Sanatçı bir ailenin fertlerinden biridir. Abidin Dino'nun ağabeyidir. Ailesinde çok sayıda yazar, ressam, karikatürist ve gazeteci vardır. Öğrenimini yurtdışında yaptı. Boksör, aşçı, sinema oyuncusu, portre ressamı, grafiker, heykeltıraş, sanat eleştirmeni gibi geniş bir yelpazede çalıştı.
1929'da İstanbul'a geldi. 1942'de Alman Faşizmine karşı çıktıkları için küçük kardeşi Abidin Dino ile birlikte ikamete memur olarak cezalandırıldı. 1951'de döndüğü İstanbul'da 6 yıl sonra öldü. Hiç evlenmedi.
Fransızca yazdığı şiirleri Abidin Dino, Rasih Nuri İleri, Hür Yumer Türkçeye çevirdiler. Tüm şiirleri, desenleri ve ardından yazılanlar Adam Yayınları tarafından bir kitapta toplandı.
Bugün tatlı şeyler söylemek istiyorum. Tüm yokluğa, iç yalnızlığına, umutsuzluğa dikine giderek, karşı koyarak. Havadan sudan konuşur gibi. Kalemimin ve gönlümün isteğince.

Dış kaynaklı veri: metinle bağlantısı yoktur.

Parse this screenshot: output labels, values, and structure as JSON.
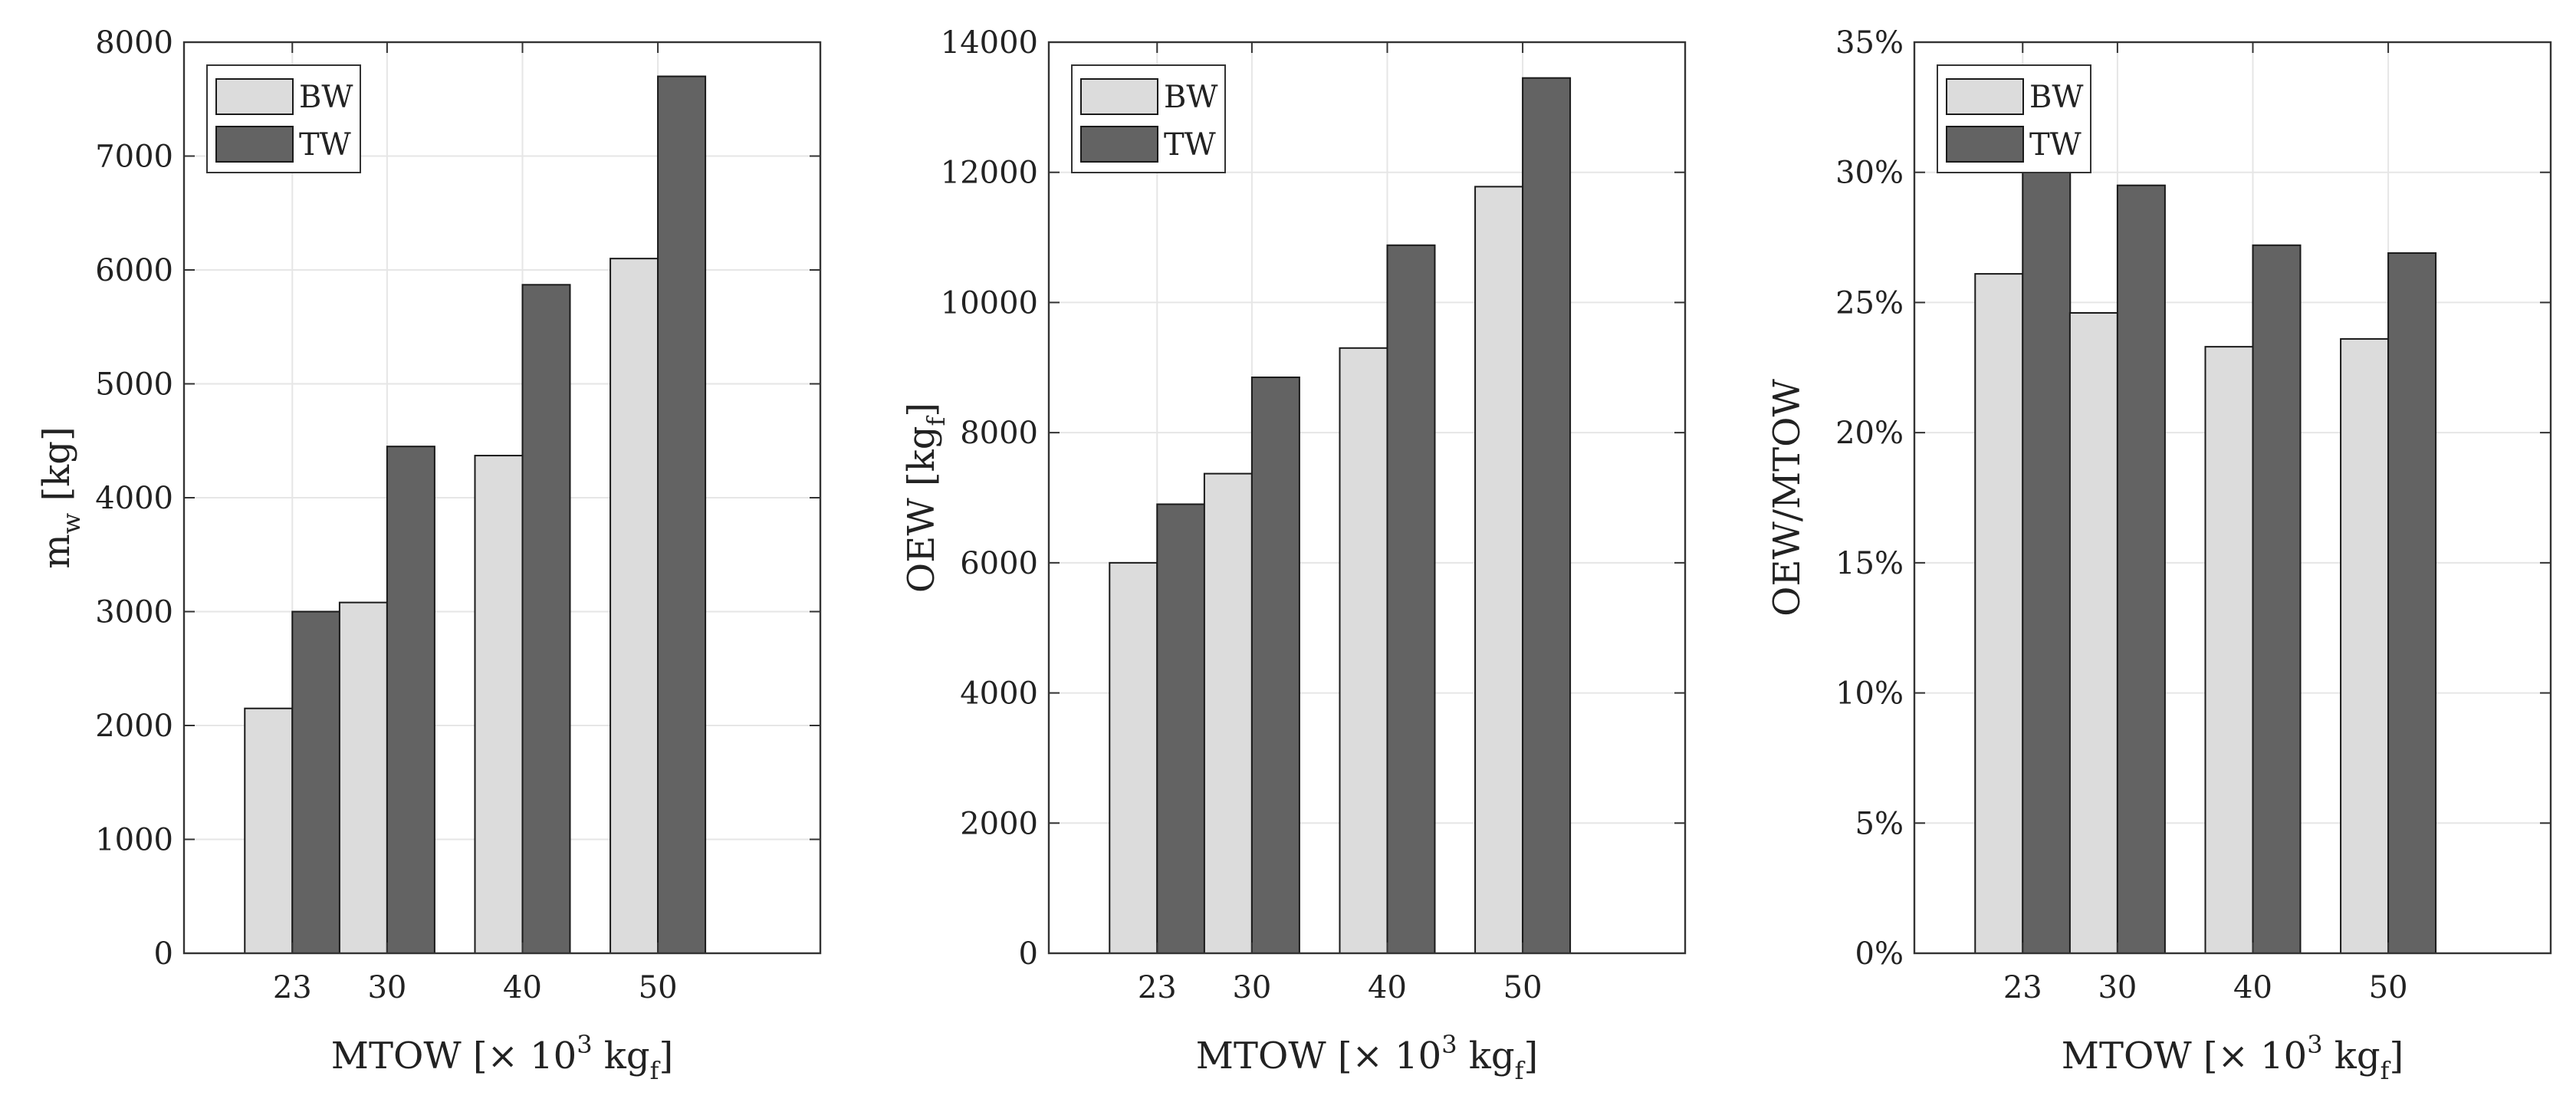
{
  "chart_data": [
    {
      "type": "bar",
      "categories": [
        "23",
        "30",
        "40",
        "50"
      ],
      "x_positions": [
        23,
        30,
        40,
        50
      ],
      "xlim": [
        15,
        62
      ],
      "series": [
        {
          "name": "BW",
          "values": [
            2150,
            3080,
            4370,
            6100
          ]
        },
        {
          "name": "TW",
          "values": [
            3000,
            4450,
            5870,
            7700
          ]
        }
      ],
      "ylim": [
        0,
        8000
      ],
      "yticks": [
        0,
        1000,
        2000,
        3000,
        4000,
        5000,
        6000,
        7000,
        8000
      ],
      "ytick_labels": [
        "0",
        "1000",
        "2000",
        "3000",
        "4000",
        "5000",
        "6000",
        "7000",
        "8000"
      ],
      "xlabel": {
        "main": "MTOW [× 10",
        "sup": "3",
        "mid": " kg",
        "sub": "f",
        "end": "]"
      },
      "ylabel": {
        "main": "m",
        "sub": "w",
        "end": " [kg]"
      },
      "legend": "top-left",
      "grid": true
    },
    {
      "type": "bar",
      "categories": [
        "23",
        "30",
        "40",
        "50"
      ],
      "x_positions": [
        23,
        30,
        40,
        50
      ],
      "xlim": [
        15,
        62
      ],
      "series": [
        {
          "name": "BW",
          "values": [
            6000,
            7370,
            9300,
            11780
          ]
        },
        {
          "name": "TW",
          "values": [
            6900,
            8850,
            10880,
            13450
          ]
        }
      ],
      "ylim": [
        0,
        14000
      ],
      "yticks": [
        0,
        2000,
        4000,
        6000,
        8000,
        10000,
        12000,
        14000
      ],
      "ytick_labels": [
        "0",
        "2000",
        "4000",
        "6000",
        "8000",
        "10000",
        "12000",
        "14000"
      ],
      "xlabel": {
        "main": "MTOW [× 10",
        "sup": "3",
        "mid": " kg",
        "sub": "f",
        "end": "]"
      },
      "ylabel": {
        "main": "OEW [kg",
        "sub": "f",
        "end": "]"
      },
      "legend": "top-left",
      "grid": true
    },
    {
      "type": "bar",
      "categories": [
        "23",
        "30",
        "40",
        "50"
      ],
      "x_positions": [
        23,
        30,
        40,
        50
      ],
      "xlim": [
        15,
        62
      ],
      "series": [
        {
          "name": "BW",
          "values": [
            26.1,
            24.6,
            23.3,
            23.6
          ]
        },
        {
          "name": "TW",
          "values": [
            30.0,
            29.5,
            27.2,
            26.9
          ]
        }
      ],
      "ylim": [
        0,
        35
      ],
      "yticks": [
        0,
        5,
        10,
        15,
        20,
        25,
        30,
        35
      ],
      "ytick_labels": [
        "0%",
        "5%",
        "10%",
        "15%",
        "20%",
        "25%",
        "30%",
        "35%"
      ],
      "xlabel": {
        "main": "MTOW [× 10",
        "sup": "3",
        "mid": " kg",
        "sub": "f",
        "end": "]"
      },
      "ylabel": {
        "main": "OEW/MTOW",
        "sub": "",
        "end": ""
      },
      "legend": "top-left",
      "grid": true
    }
  ],
  "colors": {
    "BW": "#dcdcdc",
    "TW": "#636363",
    "grid": "#e6e6e6",
    "axis": "#333333",
    "text": "#222222"
  }
}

Arif Dino ardında yazılı pek fazla şey bırakmamış olsa da, bu gün severek ve keyifle okuduğumuz pek çok yazarı ( başta Yaşar Kemal ) hem etkilemiş, hem desteklemiş ve geleceklerine çok büyük katkılar sağlamıştır. 1930 yılında " ECLOSİON " adıyla Paris'te Fransızca şiirleri yayınlanmıştır. Bu gün bilebildiklerimizin pek çoğu tanıklıklar sayesindedir. "Pek çok ceplerinden birinde dünyanın en arı, en güzel rengi saydığı için Çivit mavisini taşırken, bir diğerinde bir Rimbaud şiiri, bir diğerinde yürek hizasında 6 aydır açılmamış bir telgraf..." Ve bir şiiri ile noktalayayım sözlerimi;
Taştan mantar tarlası
Çok yaşasın ölüler.
İki mısralık bir şiir on yıldır zihnimde kendi kendine dolaşıyor. Arif Dino çok yönlü, büyük sanatçı. İstanbul bohemi Fikret Adil'i de unutmamak lazım.